I was feeling quite settled today, the routine was becoming familiar.  Wash, refuel, recover, then do it all again. It’s just another 100km unicycle ride!


The first section took me out toward Kawakawa Bay. It was quite picturesque but the road camber was tricky to negotiate.  Like many NZ roads, it must have been designed by someone who hates unicyclists. On a bike, you can correct for road camber easily. On a unicycle, you’re fighting to go in a straight line. I’m normally fairly adept at riding camber, but saddle sores made it hard to adjust my body position. 


I has a mild panic a few days ago when I couldn’t straighten the fingers in my left hand. Arghh! I must have an ulnar nerve palsy. On close inspection, I had no numbness and had reasonable power even if I couldn’t straighten fully, so I self diagnosed tendinitis…today it started clicking and locking, consistent with swollen tendons/sheath/trigger finger. I changed my hand position to ease up on the A1 pulley.  Riding 10-12hrs a day does that!

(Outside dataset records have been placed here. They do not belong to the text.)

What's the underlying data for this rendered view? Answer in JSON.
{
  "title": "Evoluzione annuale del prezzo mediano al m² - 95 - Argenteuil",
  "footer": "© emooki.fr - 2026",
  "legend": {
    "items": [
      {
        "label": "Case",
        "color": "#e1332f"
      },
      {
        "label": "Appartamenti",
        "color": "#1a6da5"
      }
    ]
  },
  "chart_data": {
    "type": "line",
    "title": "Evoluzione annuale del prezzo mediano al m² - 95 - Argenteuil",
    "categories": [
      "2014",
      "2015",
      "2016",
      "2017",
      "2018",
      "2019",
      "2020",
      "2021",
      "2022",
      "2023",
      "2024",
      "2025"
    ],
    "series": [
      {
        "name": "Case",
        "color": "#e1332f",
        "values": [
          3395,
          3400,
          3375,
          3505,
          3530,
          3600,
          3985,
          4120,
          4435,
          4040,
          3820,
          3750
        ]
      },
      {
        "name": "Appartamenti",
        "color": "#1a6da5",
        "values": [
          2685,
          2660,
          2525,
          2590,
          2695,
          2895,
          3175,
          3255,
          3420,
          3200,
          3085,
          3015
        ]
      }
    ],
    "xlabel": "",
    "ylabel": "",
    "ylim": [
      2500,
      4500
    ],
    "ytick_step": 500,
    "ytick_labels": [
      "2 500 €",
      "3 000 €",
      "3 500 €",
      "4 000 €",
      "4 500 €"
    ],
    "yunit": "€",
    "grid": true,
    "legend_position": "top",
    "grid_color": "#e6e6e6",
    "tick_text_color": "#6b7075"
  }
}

After a nice climb out of Kawakawa Bay, I rode further along the very pretty coastline, before getting onto the Hauraki rail trail just after the Miranda Hot Springs.  It’s a fantastic trail…it you like riding on ball bearings. The freshly laid gravel is not compacted, so the ride consisted of picking the best line through slippery, grabby stones. 


I took the obligatory selfie with dairy cows (photo checkpoint 6) as I continued to Paeroa. I also met Bruce Vickerman, a unicyclist who lives out this way, as he came out to say hi!


The last 30km to Paeroa was much more compacted, and I went into spinny leg mode and had a blast, loving the gravel! This is how it should be. 


At Paeroa, home of the famous Lemon and Paeroa (L&P) drink, I did the tourist thing and took a photo next to thd giant L&P bottle. 


Finally arrived at my motel to find the office shut. Arghh! I forget to ring ahead to say I’d be late. With a lot of arm flapping and waving, I managed to attract the attention of the owners who let me in. Phew!